Re: Challenge!
- To: mathgroup at christensen.cybernetics.net
- Subject: [mg972] Re: Challenge!
- From: colinr at extro.ucc.su.OZ.AU (Colin Rose)
- Date: Thu, 4 May 1995 05:24:29 -0400
Paul E Howland writes:
> I have two lists of equal length M. I wish to generate a third list
> also of length M, where the ith element of this list is
> either the ith element of the first list,
> or the ith element of the second list. (with equal probability)
>
> eg. I have a list n1 = {a,b,c,d,e,f,g}
> and another n2 = {A,B,C,D,E,F,G}
> a valid answer would be: {a,B,C,d,e,F,G}
> What is the most compact function that could achieve my goal?
Well, one solution to your problem is:
MapThread[ If[Random[Integer]==1, #1, #2]&, {n1, n2}]
______
This solution also appears to be somewhat faster than
the various Table[] alternatives.
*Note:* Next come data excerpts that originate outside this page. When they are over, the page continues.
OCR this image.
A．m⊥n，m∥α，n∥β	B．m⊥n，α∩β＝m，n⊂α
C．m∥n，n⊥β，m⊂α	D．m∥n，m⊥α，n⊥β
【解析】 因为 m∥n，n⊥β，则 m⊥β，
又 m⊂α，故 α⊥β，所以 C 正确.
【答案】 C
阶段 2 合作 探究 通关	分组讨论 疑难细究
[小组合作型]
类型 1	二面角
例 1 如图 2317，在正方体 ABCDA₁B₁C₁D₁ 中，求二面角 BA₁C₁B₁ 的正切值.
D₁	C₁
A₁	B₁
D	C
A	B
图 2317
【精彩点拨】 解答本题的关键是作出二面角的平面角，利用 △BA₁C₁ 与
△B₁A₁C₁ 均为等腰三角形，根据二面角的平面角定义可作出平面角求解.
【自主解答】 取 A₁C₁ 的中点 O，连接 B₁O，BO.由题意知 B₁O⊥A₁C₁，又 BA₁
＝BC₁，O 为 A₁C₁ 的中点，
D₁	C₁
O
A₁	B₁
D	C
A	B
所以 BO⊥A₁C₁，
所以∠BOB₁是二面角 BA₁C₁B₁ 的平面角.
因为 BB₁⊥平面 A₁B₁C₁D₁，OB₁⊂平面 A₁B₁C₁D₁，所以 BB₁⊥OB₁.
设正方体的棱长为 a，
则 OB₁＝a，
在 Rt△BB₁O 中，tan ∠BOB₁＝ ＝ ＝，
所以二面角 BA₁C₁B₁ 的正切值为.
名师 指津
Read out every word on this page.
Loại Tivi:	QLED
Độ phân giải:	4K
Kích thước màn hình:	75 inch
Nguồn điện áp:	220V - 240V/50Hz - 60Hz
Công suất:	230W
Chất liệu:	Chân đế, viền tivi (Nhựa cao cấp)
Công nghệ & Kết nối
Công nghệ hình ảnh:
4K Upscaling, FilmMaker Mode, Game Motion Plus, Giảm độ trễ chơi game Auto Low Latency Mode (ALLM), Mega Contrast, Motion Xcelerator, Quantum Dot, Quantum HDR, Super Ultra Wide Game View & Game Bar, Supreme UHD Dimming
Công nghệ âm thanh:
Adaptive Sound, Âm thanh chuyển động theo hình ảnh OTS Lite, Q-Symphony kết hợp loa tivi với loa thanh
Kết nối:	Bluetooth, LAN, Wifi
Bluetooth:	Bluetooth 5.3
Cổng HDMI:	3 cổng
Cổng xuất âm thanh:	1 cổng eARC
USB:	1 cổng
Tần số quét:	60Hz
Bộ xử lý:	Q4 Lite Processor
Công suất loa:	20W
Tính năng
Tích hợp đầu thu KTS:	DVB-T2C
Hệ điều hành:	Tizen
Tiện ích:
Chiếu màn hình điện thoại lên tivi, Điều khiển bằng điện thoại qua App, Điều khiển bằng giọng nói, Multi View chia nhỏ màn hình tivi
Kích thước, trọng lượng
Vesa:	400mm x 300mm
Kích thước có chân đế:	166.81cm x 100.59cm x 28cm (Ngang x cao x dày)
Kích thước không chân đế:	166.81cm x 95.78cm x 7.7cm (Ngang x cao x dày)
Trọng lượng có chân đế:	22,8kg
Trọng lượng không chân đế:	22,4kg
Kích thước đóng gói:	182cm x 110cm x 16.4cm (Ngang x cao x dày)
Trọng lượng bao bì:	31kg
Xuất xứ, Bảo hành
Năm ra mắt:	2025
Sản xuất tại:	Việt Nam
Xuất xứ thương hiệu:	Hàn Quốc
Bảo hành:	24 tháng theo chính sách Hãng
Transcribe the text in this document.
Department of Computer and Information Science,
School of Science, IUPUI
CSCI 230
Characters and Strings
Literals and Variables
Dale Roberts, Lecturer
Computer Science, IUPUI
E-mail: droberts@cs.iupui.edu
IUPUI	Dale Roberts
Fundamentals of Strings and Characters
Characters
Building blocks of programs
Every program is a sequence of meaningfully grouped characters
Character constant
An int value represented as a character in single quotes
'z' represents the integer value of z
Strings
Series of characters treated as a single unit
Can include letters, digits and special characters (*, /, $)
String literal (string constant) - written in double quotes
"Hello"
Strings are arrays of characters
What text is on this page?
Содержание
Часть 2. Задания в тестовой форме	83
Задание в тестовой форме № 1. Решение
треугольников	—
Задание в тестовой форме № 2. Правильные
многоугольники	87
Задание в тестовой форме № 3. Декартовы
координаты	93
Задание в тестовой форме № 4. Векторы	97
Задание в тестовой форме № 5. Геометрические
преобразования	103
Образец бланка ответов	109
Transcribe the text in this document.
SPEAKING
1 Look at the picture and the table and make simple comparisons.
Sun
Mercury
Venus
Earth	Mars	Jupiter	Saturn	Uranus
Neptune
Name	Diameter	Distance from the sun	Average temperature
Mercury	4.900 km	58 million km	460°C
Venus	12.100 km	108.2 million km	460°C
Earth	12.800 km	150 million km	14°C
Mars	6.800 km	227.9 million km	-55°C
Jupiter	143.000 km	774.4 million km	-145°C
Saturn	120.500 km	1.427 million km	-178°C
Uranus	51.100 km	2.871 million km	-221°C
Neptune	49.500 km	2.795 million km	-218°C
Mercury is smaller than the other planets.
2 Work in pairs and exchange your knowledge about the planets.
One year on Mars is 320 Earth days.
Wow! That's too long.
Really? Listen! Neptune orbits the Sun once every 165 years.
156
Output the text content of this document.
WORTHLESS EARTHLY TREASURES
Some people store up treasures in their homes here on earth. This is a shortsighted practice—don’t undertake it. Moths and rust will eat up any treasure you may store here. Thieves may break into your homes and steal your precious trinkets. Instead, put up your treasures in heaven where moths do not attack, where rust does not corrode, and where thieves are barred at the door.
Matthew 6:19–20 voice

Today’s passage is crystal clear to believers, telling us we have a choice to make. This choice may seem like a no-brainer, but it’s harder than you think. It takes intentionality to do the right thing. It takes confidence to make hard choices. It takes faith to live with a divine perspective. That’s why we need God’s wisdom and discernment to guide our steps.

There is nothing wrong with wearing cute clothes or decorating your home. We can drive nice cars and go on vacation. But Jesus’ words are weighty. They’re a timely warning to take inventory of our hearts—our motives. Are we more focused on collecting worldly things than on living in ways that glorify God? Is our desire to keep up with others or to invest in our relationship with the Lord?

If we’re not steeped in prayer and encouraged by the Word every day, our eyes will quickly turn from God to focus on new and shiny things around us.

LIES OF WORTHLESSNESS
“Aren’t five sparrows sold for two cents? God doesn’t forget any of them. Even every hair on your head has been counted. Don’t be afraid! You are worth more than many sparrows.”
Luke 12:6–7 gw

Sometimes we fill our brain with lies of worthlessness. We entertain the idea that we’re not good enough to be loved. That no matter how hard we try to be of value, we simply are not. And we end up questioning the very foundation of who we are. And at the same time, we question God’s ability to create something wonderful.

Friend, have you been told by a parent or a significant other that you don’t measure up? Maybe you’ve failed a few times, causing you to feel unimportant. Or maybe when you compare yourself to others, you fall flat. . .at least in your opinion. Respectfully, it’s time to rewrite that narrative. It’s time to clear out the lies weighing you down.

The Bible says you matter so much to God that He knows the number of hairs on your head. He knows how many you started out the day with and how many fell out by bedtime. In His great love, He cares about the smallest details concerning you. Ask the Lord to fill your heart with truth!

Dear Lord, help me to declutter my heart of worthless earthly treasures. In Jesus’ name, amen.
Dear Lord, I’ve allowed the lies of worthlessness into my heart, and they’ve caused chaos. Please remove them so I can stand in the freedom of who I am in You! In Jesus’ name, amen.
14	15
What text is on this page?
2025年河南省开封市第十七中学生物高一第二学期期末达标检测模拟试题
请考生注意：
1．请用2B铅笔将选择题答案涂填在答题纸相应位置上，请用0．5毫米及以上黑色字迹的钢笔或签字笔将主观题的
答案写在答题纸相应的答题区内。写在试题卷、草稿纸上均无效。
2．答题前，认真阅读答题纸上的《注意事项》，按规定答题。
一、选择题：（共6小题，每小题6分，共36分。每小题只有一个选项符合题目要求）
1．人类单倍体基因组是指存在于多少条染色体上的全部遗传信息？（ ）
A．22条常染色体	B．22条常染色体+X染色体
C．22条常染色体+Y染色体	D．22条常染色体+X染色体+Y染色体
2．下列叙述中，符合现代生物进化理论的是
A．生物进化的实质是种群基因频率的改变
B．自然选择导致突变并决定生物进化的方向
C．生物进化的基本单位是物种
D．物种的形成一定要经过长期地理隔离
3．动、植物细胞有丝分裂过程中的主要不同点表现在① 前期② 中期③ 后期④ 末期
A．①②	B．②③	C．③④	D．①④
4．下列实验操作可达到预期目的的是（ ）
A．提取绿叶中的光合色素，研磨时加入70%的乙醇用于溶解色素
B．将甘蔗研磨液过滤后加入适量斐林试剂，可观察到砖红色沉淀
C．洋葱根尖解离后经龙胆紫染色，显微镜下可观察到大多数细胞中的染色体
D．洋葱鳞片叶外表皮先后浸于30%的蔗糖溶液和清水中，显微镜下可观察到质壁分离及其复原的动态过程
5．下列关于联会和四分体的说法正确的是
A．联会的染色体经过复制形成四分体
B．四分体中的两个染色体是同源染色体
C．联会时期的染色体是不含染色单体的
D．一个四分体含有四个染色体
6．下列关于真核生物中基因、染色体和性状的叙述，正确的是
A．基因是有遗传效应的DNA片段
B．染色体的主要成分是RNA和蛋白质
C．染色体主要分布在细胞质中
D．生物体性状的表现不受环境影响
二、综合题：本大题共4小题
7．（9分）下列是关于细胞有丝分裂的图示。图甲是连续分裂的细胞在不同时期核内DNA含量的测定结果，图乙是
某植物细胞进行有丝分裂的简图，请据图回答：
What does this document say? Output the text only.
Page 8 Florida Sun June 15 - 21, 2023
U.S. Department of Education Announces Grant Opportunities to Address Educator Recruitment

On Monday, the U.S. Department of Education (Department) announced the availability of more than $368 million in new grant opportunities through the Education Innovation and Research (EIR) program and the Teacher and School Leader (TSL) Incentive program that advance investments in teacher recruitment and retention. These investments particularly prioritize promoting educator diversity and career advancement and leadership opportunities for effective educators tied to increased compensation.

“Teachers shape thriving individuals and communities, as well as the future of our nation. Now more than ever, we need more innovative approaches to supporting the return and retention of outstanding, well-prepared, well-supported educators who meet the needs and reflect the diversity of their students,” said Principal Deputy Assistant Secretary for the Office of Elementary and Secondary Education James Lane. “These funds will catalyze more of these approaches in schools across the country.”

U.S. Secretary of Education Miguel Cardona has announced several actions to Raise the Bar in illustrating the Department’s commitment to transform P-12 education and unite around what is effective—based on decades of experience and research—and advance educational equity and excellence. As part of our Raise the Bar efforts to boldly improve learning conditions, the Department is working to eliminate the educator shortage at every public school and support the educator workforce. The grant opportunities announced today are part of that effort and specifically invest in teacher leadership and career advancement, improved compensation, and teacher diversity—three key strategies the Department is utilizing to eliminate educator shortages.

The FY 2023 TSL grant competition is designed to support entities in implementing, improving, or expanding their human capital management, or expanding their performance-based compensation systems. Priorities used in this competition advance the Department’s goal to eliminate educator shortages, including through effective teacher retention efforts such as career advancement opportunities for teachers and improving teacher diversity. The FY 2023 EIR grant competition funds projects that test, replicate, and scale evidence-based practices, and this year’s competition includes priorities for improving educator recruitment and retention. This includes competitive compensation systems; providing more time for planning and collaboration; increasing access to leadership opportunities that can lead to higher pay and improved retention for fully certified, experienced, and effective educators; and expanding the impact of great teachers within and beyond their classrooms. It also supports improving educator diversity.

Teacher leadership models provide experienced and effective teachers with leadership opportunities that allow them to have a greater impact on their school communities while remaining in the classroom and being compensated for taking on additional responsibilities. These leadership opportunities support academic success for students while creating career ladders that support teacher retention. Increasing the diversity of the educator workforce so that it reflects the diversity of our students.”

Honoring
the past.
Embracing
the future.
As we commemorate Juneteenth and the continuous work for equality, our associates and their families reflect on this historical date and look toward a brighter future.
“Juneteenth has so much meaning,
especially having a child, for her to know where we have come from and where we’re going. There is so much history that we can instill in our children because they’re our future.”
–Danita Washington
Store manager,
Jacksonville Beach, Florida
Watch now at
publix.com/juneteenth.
For instance:
In[1]:= n1 = Range[1, 10000];
n2 = Range[10001, 20000];
In[2]:=
MapThread[If[Random[Integer]==1, #1, #2]&, {n1, n2}]; // Timing
Out[2]= {9.26667 Second, Null}
In[3]:=
Table[If[Random[Integer]==1, n1[[i]], n2[[i]]], {i, Length[n1]}]; // Timing
Out[3]= {12.4 Second, Null}
In[4]:=
Table[Part[{n1, n2}, 1+Random[Integer], i], {i, Length[n1]}]; // Timing
Out[4]= {14.9833 Second, Null}
Timings on a Mac Quadra 700.
Cheerio
Colin
Colin Rose
tr(I) - Theoretical Research Institute
______________________________________
colinr at extro.ucc.su.oz.au